Ce qui veut dire qu’Angélique était blonde, avait les yeux bleus et la peau blanche, et que c’était une assez agréable personne, toutefois, sauf la cruauté :


Ces blonds cheveux dextrement tortillez,
De nœuds d’espoir et de douleurs cruelles,
Ce tein d’aurore en ses joues vermeilles,
Ces beaux coraulx doublement esmaillez.

Ces monts d’ivoyre en rondeur bien taillez,
Ces belles mains, ce col et ces oreilles,
Ces yeux trop plus brillans que deux estoilles,
En un instant m’ont tout ensorcellez.

Par eux amour se logea dans mes veines,
Et m’engendra les douloureuses peines
Que mon cœur souffre en sa belle prison.

Tant plus sa paix je poursuis et désire,
Plus je le sens en flamme se reduire,
Et moy privez de sens et de raison.


Nous voyons parmi les sonnets de Virbluneau qu’Angélique demeurait en Brie, qu’elle quitta pour s’en aller en Normandie.

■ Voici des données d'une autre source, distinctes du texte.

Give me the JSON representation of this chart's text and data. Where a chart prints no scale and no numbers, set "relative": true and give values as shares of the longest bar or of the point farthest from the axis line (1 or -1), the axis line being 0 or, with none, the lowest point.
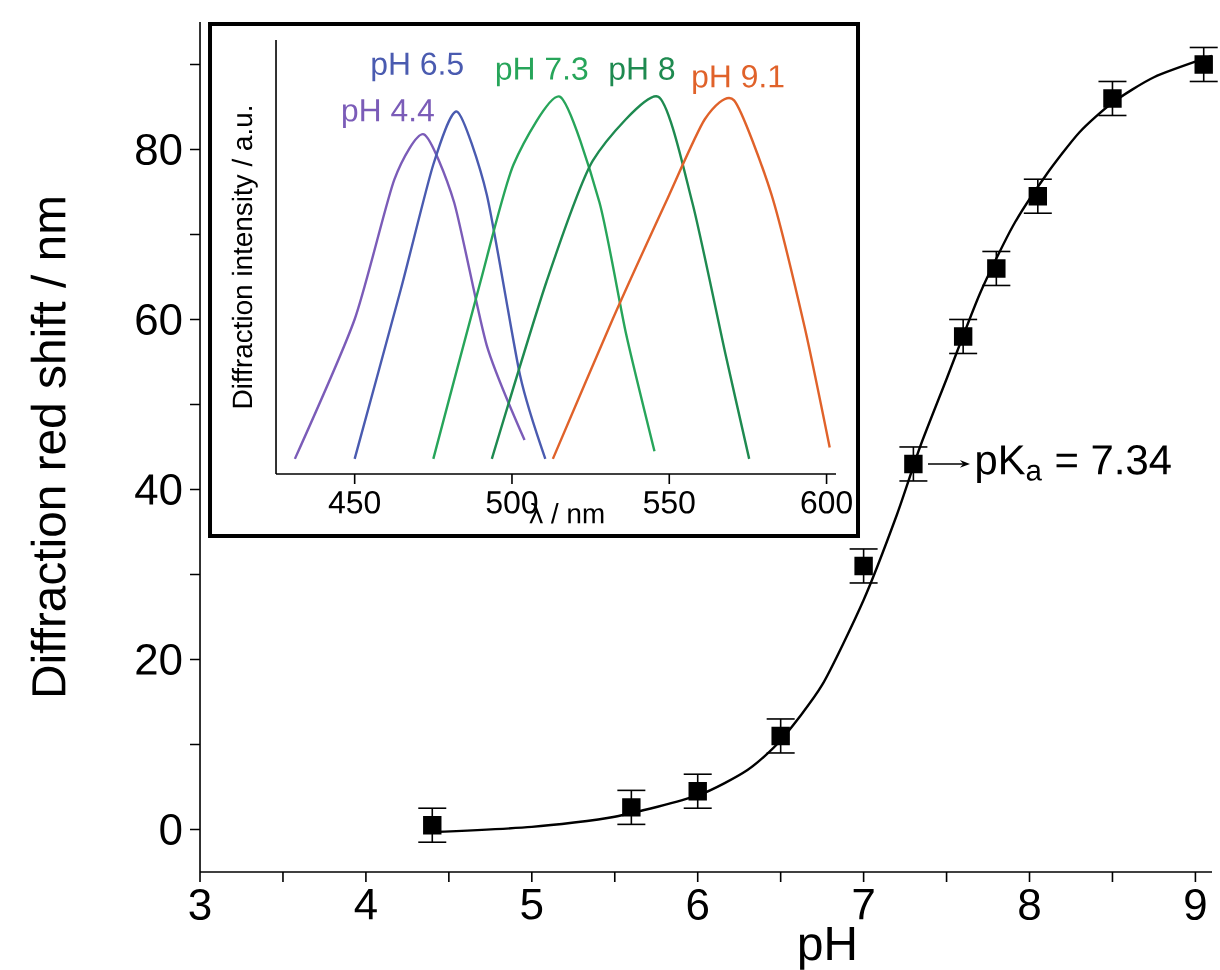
{
  "chart_data": [
    {
      "type": "scatter",
      "xlabel": "pH",
      "ylabel": "Diffraction red shift / nm",
      "xlim": [
        3,
        9.1
      ],
      "ylim": [
        -5,
        95
      ],
      "xticks": [
        3,
        {
          "value": 3.5,
          "label": null
        },
        4,
        {
          "value": 4.5,
          "label": null
        },
        5,
        {
          "value": 5.5,
          "label": null
        },
        6,
        {
          "value": 6.5,
          "label": null
        },
        7,
        {
          "value": 7.5,
          "label": null
        },
        8,
        {
          "value": 8.5,
          "label": null
        },
        9
      ],
      "yticks": [
        0,
        {
          "value": 10,
          "label": null
        },
        20,
        {
          "value": 30,
          "label": null
        },
        40,
        {
          "value": 50,
          "label": null
        },
        60,
        {
          "value": 70,
          "label": null
        },
        80,
        {
          "value": 90,
          "label": null
        }
      ],
      "series": [
        {
          "type": "scatter",
          "marker": "square",
          "color": "#000000",
          "x": [
            4.4,
            5.6,
            6.0,
            6.5,
            7.0,
            7.3,
            7.6,
            7.8,
            8.05,
            8.5,
            9.05
          ],
          "values": [
            0.5,
            2.6,
            4.5,
            11,
            31,
            43,
            58,
            66,
            74.5,
            86,
            90
          ],
          "errors": [
            2,
            2,
            2,
            2,
            2,
            2,
            2,
            2,
            2,
            2,
            2
          ]
        },
        {
          "type": "line",
          "color": "#000000",
          "x": [
            4.4,
            5,
            5.5,
            6,
            6.3,
            6.5,
            6.75,
            7,
            7.2,
            7.34,
            7.5,
            7.7,
            7.9,
            8.1,
            8.3,
            8.5,
            8.75,
            9.1
          ],
          "values": [
            -0.3,
            0.3,
            1.5,
            4,
            7,
            10.5,
            17,
            27,
            37,
            45,
            53,
            63,
            71,
            77,
            82,
            85.5,
            88.5,
            91
          ]
        }
      ],
      "annotations": [
        {
          "text": "pK$_{a}$ = 7.34",
          "x": 7.34,
          "y": 43
        }
      ]
    },
    {
      "type": "line",
      "relative": true,
      "xlabel": "λ / nm",
      "ylabel": "Diffraction intensity / a.u.",
      "tick_labels": "x",
      "xlim": [
        425,
        603
      ],
      "xticks": [
        450,
        500,
        550,
        600
      ],
      "series": [
        {
          "name": "pH 4.4",
          "color": "#7b5cb8",
          "x": [
            431,
            450,
            462.6,
            472,
            481.6,
            492,
            504
          ],
          "values": [
            0.04,
            0.41,
            0.78,
            0.9,
            0.72,
            0.34,
            0.09
          ]
        },
        {
          "name": "pH 6.5",
          "color": "#4a5bb0",
          "x": [
            450,
            464.7,
            475,
            482.6,
            492,
            502.6,
            510.6
          ],
          "values": [
            0.04,
            0.49,
            0.82,
            0.96,
            0.74,
            0.26,
            0.04
          ]
        },
        {
          "name": "pH 7.3",
          "color": "#27a55a",
          "x": [
            475,
            490,
            500.5,
            515.2,
            527.8,
            536.3,
            545.3
          ],
          "values": [
            0.04,
            0.51,
            0.82,
            1.0,
            0.72,
            0.37,
            0.06
          ]
        },
        {
          "name": "pH 8",
          "color": "#1e8a50",
          "x": [
            493.6,
            511,
            525.7,
            546.4,
            557.3,
            567.8,
            575.4
          ],
          "values": [
            0.04,
            0.51,
            0.83,
            1.0,
            0.72,
            0.32,
            0.04
          ]
        },
        {
          "name": "pH 9.1",
          "color": "#e0622a",
          "x": [
            513,
            532,
            548.9,
            561.3,
            570.6,
            582.5,
            593,
            601
          ],
          "values": [
            0.04,
            0.41,
            0.72,
            0.94,
            0.99,
            0.74,
            0.39,
            0.07
          ]
        }
      ]
    }
  ]
}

Ô pauvre Brye ! ô veuve des beaux yeux
Qui de leur jour te rendoient fructueuse :
Absente d’eux, tu es si ennuyeuse
Qu’en te voyant tout me semble odieux.

Comme je suis chagrin et soucieux
(Pour leur départ) tu seras langoureuse ;
Toute contrée où ils sont est heureuse,
Et tout climat sans eux est malheureux.

Qui a pour dame Angélique choisie,
Très-heureux est (s’elle luy est amye),
Car autrement amour n’est que tourment.

Demy dieu est qui lui parle a son aise,
Est dieu du tout qui librement la baise.
Je n’en sauroy faire autre jugement.


Si en partant, seul vous m’avez laissé,
Sans m’avoir dit l’adieu que je désire,
Vous en avez augmenté le martyre,
Qui me retient de regrets oppressé.

Je me senty aussitost offencé
En vous oyant la vérité desdire,
Car on ne peut mon amour contredire
Que je ne soy dans l’ame courroucé.

Quel creve-cœur ! après si longue preuve
De mon debvoir, qu’il faille que j’abreuve
Mon lict en l’eau du ruisseau de mes pleurs !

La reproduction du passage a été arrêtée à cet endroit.